So kam es, dass sich Dr. Kent und die „Professuralkonferenz“ inmitten eines eisigen Februars am Fuße eines so genannten Grasberges wiederfanden, um über Dienstverträge und dergleichen mehr zu verhandeln. Die Professuralkonferenz bestand letzten Endes aus dem Dekan, der in seiner tatsächlichen Funktion auftrat, meinem Doktorvater als Vertreter der sonstigen Professoren, mir als Vertreter der zukünfigen Generation und schließlich noch dem Wirten selbst, der sich als Kommerzialrat der Universität und Verwalter der Universitätsgründe im Gebirge ausgab. Genauso, wie es eine Professuralkonferenz nicht gab, gab es freilich auch keinen universitären Kommerzialrat oder sonstige Grundstücke im Besitz der Universität – nicht einmal Interessensvertretungen kannte und kennt die Universität Wien bis heute, aber all das, nun: wie sollte es Dr. Kent erkennen – hier waren eben nicht mehr seine Gewohnheiten zuhause, hier fungierte ein anderer Usus als Magister Optimus, wie Kent bei seinem Eintreffen gleich feststellte.

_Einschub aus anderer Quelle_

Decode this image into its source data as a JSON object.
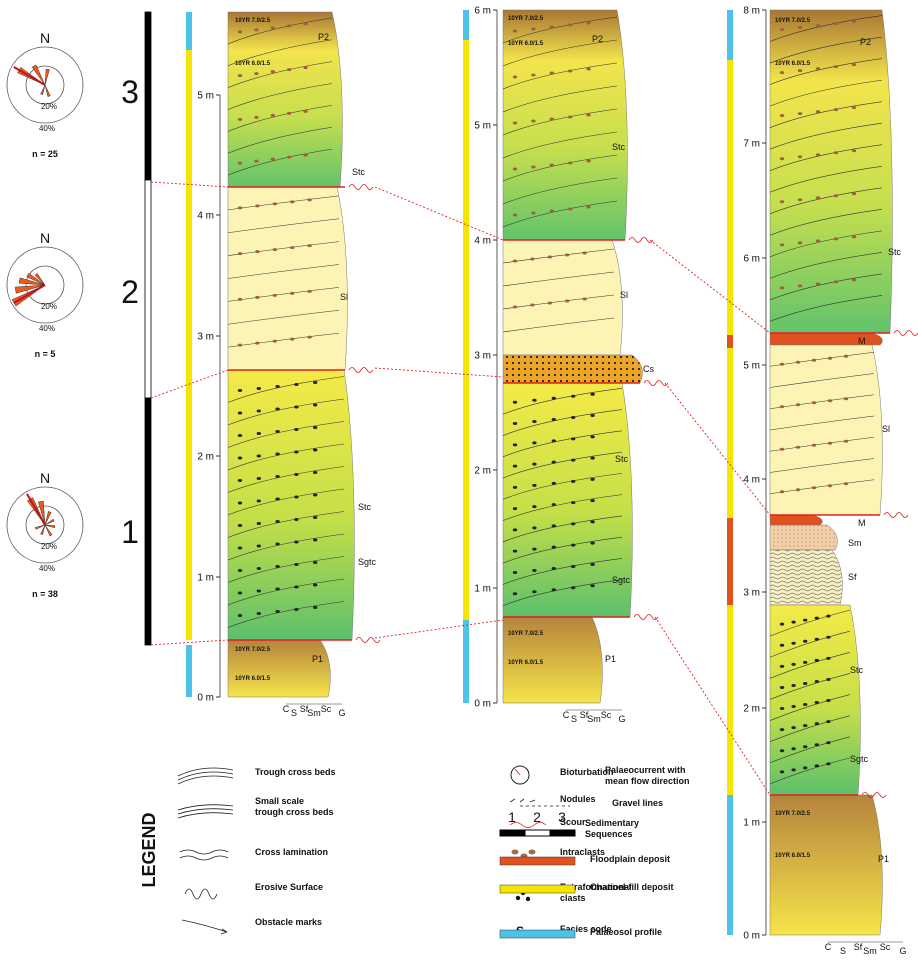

Nachdem die üblichen Höflichkeiten ausgetauscht waren, begab man sich zu Bett. Mit geradezu heimtückischer Absicht hatte der Dekan dem Kent ausdrücklich nur ein Bettlaken zukommen lassen, was der Wirt nur schweren Herzens billigte, wollte er doch seinen guten Ruf bei den Gästen nicht verlieren. Nachdem man ihn aber mit philosophischer Argumentation davon überzeugen konnte, dass Dr. Kent ohnehin kein zukünftiger Kunde sei, weil sein Herauskommen aus Kingshill als absoluter Ausnahmefall gelten müsse, zeigte sich dieser einverstanden und verweigerte Kent vehement, weitere Bettlaken auszuhändigen. Man müsse sich, so der Wirt, im Gebirge und in Österreich überhaupt mit dem Begnügen, was vorhanden sei, und selbst wenn die Höflichkeit und damit ein Ausfluss der Moral selbst gebiete, Kent weitere Decken zukommen zu lassen, so könne dies schon aus empirischen Gründen nicht geschehen, weil es schlichtweg an solchen Decken mangle. Es sei sogar die höchste Form der Unmoral, ihn – Kent – hier gegenüber anderen Gästen zu bevorzugen, müsse doch die Gleichheit aller Menschen als allgemeines Gesetz anerkannt bleiben. Sichtlich zufrieden mit dieser Argumentation, weniger aber mit dem Deckenmangel, fand sich Kent mit seiner Situation ab.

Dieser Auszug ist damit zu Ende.